Dole was born at the center of the Dust Bowl in Russell, Kan., the kind of place where in the 1930s people had to constantly scoop dust out of their home.

His parents raised their family in a one-story brick house.

’’Four of us kids and my parents lived in the basement apartment for years so we could get the rent money from renting out the ground floor,’’ Dole recalled in 1985. ‘’My father ran a creamery and a grain elevator.

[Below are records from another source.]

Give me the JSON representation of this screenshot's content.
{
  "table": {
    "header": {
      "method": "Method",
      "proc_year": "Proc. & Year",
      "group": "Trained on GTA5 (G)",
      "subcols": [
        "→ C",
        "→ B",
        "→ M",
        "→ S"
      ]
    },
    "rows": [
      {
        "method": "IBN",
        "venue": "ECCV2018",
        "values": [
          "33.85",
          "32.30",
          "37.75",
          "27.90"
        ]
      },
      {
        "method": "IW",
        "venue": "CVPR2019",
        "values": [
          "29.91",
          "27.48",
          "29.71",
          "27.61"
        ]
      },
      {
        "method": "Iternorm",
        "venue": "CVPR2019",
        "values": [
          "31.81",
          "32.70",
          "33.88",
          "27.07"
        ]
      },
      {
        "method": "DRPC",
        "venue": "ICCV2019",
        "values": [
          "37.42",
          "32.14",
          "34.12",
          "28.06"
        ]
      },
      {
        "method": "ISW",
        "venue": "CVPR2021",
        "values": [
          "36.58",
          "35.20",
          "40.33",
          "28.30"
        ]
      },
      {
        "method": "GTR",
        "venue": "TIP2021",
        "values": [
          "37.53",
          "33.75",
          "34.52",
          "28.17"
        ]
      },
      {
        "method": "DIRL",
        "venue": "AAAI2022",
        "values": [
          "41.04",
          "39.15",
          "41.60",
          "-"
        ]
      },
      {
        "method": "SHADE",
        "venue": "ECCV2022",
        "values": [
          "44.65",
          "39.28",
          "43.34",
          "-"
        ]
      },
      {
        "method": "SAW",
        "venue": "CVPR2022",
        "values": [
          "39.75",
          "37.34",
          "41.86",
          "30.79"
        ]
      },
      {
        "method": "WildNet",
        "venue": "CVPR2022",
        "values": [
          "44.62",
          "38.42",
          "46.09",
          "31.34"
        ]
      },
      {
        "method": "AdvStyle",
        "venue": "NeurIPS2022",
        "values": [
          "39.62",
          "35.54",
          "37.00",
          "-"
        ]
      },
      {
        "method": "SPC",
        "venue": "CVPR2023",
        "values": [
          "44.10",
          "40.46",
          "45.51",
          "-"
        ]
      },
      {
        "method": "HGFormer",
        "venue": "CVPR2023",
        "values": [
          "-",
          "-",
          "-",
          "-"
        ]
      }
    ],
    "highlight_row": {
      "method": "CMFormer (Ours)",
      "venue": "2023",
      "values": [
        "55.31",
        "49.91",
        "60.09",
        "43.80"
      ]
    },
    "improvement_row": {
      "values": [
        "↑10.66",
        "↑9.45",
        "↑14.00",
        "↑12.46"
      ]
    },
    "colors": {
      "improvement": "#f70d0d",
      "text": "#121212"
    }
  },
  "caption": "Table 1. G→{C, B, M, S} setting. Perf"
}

My mother sold sewing machines and gave sewing lessons.”

Dole’s parents had modest upbringings — one of Dole’s grandfathers lost his land during the Great Depression, while the other was a tenant farmer.

’’We don’t come from any money in our family,’’ Dole said. ‘’I’m a little sensitized to people who work hard all their lives and don’t quite make it.’’

As a kid, Dole did work hard — and he always had a plan. Dole was the one who insisted on using the $26 he saved from odd jobs to buy the family a bike so all four children could have paper routes.

He carried that plan over to his time in the military.

“I was young and strong, and had an incredible desire to live,” Dole wrote about his recovery in his 2005 memoir, “One Soldier’s Story.”

He first ran for office just a few years after that recovery, getting elected to the Kansas House of Representatives in 1950. Two years later, he became county attorney in Russell County. The hometown job included a sobering moment that would likely inform his later work on welfare programs: Dole had to sign the papers for his grandfather’s welfare check each month.

’’A hard thing to do,” he recalled three decades later.

In 1960, Dole was elected to the House of Representatives, moving his career to Washington. In 1968, he won a seat in the Senate, soon becoming a Republican Party leader.